The rate of flu hospitalizations — the number of people hospitalized with flu per 100,000 — nearly doubled earlier this month from 13.7 one week to 22.7 the next.
According to the health-news website STAT, there’s a “difference between an active flu season — when a large number of people get sick — and a severe season, when the numbers of people hospitalized for flu or who die from the infection are unusually high. It can be hard to tell in real time where a flu season will fall on the severity scale, because sometimes reports of influenza hospitalization and deaths — especially deaths among children — lag.
The report goes on to say that “this year is starting to look like a severe season, and maybe more severe than last year, which was also bad, said Dr. Dan Jernigan, head of CDC’s influenza division. ‘There’s lots of flu in lots of places,’ he said.”

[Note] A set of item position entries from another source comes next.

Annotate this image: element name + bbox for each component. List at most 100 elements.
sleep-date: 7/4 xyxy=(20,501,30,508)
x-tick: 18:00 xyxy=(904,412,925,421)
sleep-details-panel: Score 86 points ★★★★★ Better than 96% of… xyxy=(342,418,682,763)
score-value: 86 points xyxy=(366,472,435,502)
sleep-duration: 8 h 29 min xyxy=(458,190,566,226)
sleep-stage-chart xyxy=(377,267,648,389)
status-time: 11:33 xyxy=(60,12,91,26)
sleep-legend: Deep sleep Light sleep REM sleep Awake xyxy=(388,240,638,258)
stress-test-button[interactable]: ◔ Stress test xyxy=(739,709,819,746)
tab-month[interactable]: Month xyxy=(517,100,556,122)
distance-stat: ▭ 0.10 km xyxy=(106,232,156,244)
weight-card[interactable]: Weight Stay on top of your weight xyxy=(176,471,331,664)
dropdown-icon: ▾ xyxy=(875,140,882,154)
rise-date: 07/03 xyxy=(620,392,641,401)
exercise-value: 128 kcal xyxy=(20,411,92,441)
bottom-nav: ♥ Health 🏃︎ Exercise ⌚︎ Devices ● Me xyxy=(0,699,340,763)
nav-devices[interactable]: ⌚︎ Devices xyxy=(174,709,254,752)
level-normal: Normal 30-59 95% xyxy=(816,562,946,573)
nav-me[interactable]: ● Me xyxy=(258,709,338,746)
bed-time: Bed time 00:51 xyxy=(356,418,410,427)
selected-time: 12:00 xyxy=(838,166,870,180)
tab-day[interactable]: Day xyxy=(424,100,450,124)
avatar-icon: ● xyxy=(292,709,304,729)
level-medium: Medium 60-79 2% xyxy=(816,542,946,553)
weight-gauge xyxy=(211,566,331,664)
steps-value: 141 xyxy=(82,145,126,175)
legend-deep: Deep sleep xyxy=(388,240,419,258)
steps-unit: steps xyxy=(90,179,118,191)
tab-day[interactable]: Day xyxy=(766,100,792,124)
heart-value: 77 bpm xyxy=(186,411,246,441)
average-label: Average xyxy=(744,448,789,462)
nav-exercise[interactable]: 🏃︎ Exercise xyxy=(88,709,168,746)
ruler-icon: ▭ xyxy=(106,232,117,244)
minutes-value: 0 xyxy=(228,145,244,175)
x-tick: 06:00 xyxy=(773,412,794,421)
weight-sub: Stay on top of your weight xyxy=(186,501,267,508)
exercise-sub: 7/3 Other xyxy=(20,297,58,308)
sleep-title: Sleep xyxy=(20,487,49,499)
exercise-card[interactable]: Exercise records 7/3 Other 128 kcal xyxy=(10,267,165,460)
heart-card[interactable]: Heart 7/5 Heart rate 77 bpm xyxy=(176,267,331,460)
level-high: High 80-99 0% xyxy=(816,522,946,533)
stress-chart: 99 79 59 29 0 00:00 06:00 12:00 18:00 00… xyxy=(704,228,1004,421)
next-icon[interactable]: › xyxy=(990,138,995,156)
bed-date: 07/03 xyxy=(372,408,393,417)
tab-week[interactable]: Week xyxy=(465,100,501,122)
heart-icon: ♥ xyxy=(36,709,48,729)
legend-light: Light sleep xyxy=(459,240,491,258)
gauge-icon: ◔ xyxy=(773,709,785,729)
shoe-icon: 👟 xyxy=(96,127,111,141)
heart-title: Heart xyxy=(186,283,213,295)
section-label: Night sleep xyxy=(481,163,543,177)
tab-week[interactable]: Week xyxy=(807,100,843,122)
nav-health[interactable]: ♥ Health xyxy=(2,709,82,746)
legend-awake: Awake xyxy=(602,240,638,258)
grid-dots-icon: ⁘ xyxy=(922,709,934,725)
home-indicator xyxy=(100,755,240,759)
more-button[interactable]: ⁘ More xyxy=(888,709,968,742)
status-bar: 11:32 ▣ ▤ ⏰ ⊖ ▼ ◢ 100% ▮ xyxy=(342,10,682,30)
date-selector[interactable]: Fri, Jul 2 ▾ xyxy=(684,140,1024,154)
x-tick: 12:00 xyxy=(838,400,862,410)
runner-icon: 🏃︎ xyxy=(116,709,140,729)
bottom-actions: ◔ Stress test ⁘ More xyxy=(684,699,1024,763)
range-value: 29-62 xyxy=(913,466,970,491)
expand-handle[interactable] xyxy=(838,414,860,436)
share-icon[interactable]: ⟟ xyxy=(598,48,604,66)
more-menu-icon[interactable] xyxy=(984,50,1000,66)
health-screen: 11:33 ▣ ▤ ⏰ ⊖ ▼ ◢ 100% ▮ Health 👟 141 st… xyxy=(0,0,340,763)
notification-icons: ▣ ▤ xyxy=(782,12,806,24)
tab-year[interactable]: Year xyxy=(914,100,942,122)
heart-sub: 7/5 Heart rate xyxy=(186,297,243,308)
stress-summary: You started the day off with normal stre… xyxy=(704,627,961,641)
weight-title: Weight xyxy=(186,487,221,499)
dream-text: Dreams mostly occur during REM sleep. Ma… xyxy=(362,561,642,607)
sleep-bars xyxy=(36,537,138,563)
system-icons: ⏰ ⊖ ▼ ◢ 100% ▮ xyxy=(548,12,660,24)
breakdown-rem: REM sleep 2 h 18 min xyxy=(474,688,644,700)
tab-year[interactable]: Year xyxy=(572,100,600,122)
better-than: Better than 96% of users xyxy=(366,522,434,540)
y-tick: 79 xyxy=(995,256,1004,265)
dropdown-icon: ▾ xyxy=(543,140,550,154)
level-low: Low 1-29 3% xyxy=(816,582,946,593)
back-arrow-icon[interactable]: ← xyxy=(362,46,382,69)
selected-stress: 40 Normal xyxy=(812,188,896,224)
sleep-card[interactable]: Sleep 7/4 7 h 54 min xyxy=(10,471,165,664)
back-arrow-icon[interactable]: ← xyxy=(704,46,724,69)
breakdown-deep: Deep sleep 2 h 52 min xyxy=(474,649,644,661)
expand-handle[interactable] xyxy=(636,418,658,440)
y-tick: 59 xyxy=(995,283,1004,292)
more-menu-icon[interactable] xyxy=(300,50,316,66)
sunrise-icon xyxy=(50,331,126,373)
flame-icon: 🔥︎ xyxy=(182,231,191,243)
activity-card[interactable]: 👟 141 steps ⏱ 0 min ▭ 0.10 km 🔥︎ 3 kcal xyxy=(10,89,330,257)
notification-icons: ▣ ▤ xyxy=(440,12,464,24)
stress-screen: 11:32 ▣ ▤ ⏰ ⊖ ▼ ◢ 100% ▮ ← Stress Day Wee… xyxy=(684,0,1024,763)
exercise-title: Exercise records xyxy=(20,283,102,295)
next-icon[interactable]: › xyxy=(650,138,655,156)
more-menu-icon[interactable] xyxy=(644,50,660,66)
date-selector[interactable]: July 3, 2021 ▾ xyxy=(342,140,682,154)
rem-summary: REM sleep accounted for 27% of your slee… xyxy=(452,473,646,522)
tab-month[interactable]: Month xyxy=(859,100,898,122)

CNN reported that as of this past Friday, Jernigan said the “this is the first year we’ve had the entire continental US at the same level (of flu activity) at the same time.” It has been an early flu season that seems to be peaking now, he said, with a 5.8% increase in laboratory-confirmed cases this week over last.
There were 11,718 new laboratory-confirmed cases during the week ending January 6, bringing the season total to 60,161,” said CNN. These numbers do not include all people who have had the flu, as many do not see a doctor when sick. Seven additional pediatric deaths were reported during the week ending January 6, bringing the total for the season to 20.
And according to USA Today, the CDC estimates that influenza has caused 9 million to 35 million illnesses, 140,000 to 710,000 hospitalizations and 12,000 to 56,000 deaths in the United States each year since 2010. In many cases, hospitalizations and deaths do not show up in official reports, for a variety of reasons — including the fact that most people with flu are never tested for it and that states are not required to report adult flu deaths.